Vergil, en pie frente a la blanca pizarra, se rascaba su barba rala y miraba fijamente los crípticos mensajes que había garabateado en ella el día anterior.

Pequeños ingenieros. Son las máquinas más pequeñas del universo. ¡Mejor que los BAM! Pequeños cirujanos. Guerra a los tumores. Computadores con hucapac.

(Computadores spec tumor HA!) Tamaño de volvox.

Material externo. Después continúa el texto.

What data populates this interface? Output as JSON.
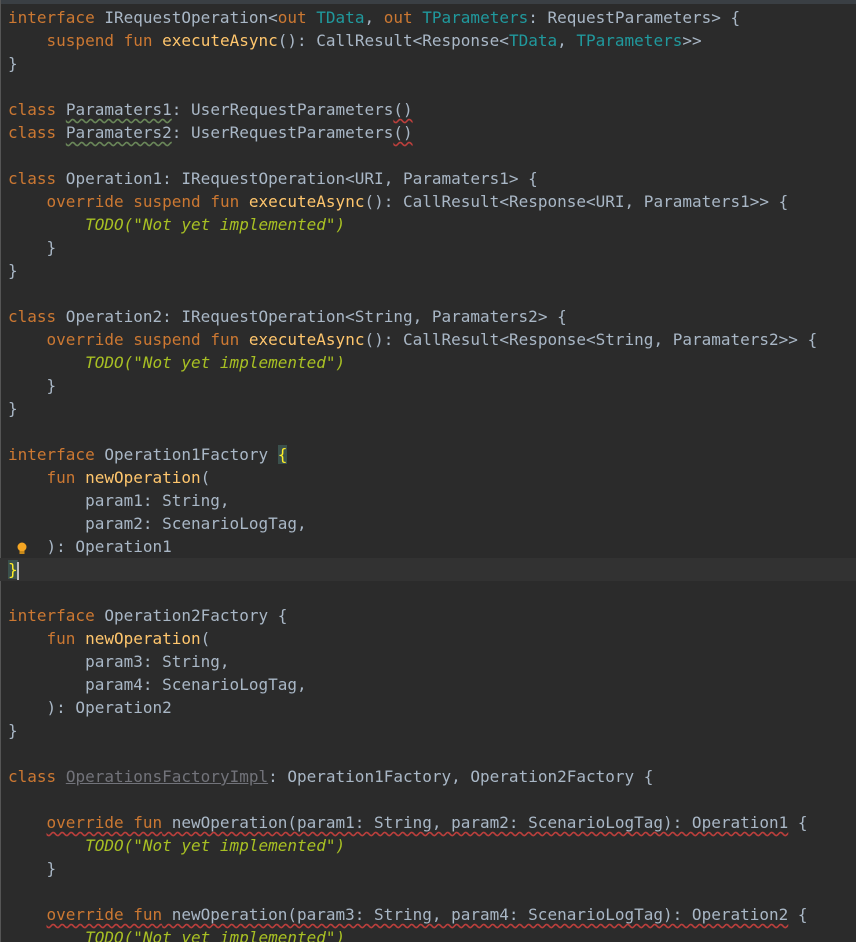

Sin lugar a dudas, los delirios de un loco, y seguramente Hazel no les había prestado atención. ¿O sí? Era un; práctica común el esbozar cualquier idea salvaje o inspiración o broma en las pizarras, y esperar simplemente ¡ que el siguiente genio las borrara con prisas. Sin embargo…

Las notas podían haber suscitado la curiosidad de alguien tan agudo como Hazel. Especialmente desde que su trabajo sobre los BAM había sido retrasado.

Obviamente, él no se había conducido con la circunspección necesaria.

Los BAM —Biochips de Aplicación Médica— iban a ser el primer producto práctico de la revolución biotecnológica, la incorporación de circuitos moleculares proteínicos a la electrónica de silicona. Los biochips habían constituido un tema de especulación en la bibliografía durante años, pero Genetron esperaba tener los primeros en funcionamiento, listos para los pruebas FDA y aprobados en tres meses.

Se enfrentaban a una competencia intensa. Sólo en lo que estaba empezando a llamarse Enzyme Valley —el equivalente en biochips del Silicon Valley— al menos seis compañías se habían establecido ya en o alrededor de La Jolla. Algunas habían empezado como fabricantes farmacéuticos, en la esperanza de sacar provecho de los productos de la investigación sobre el ADN recombinante.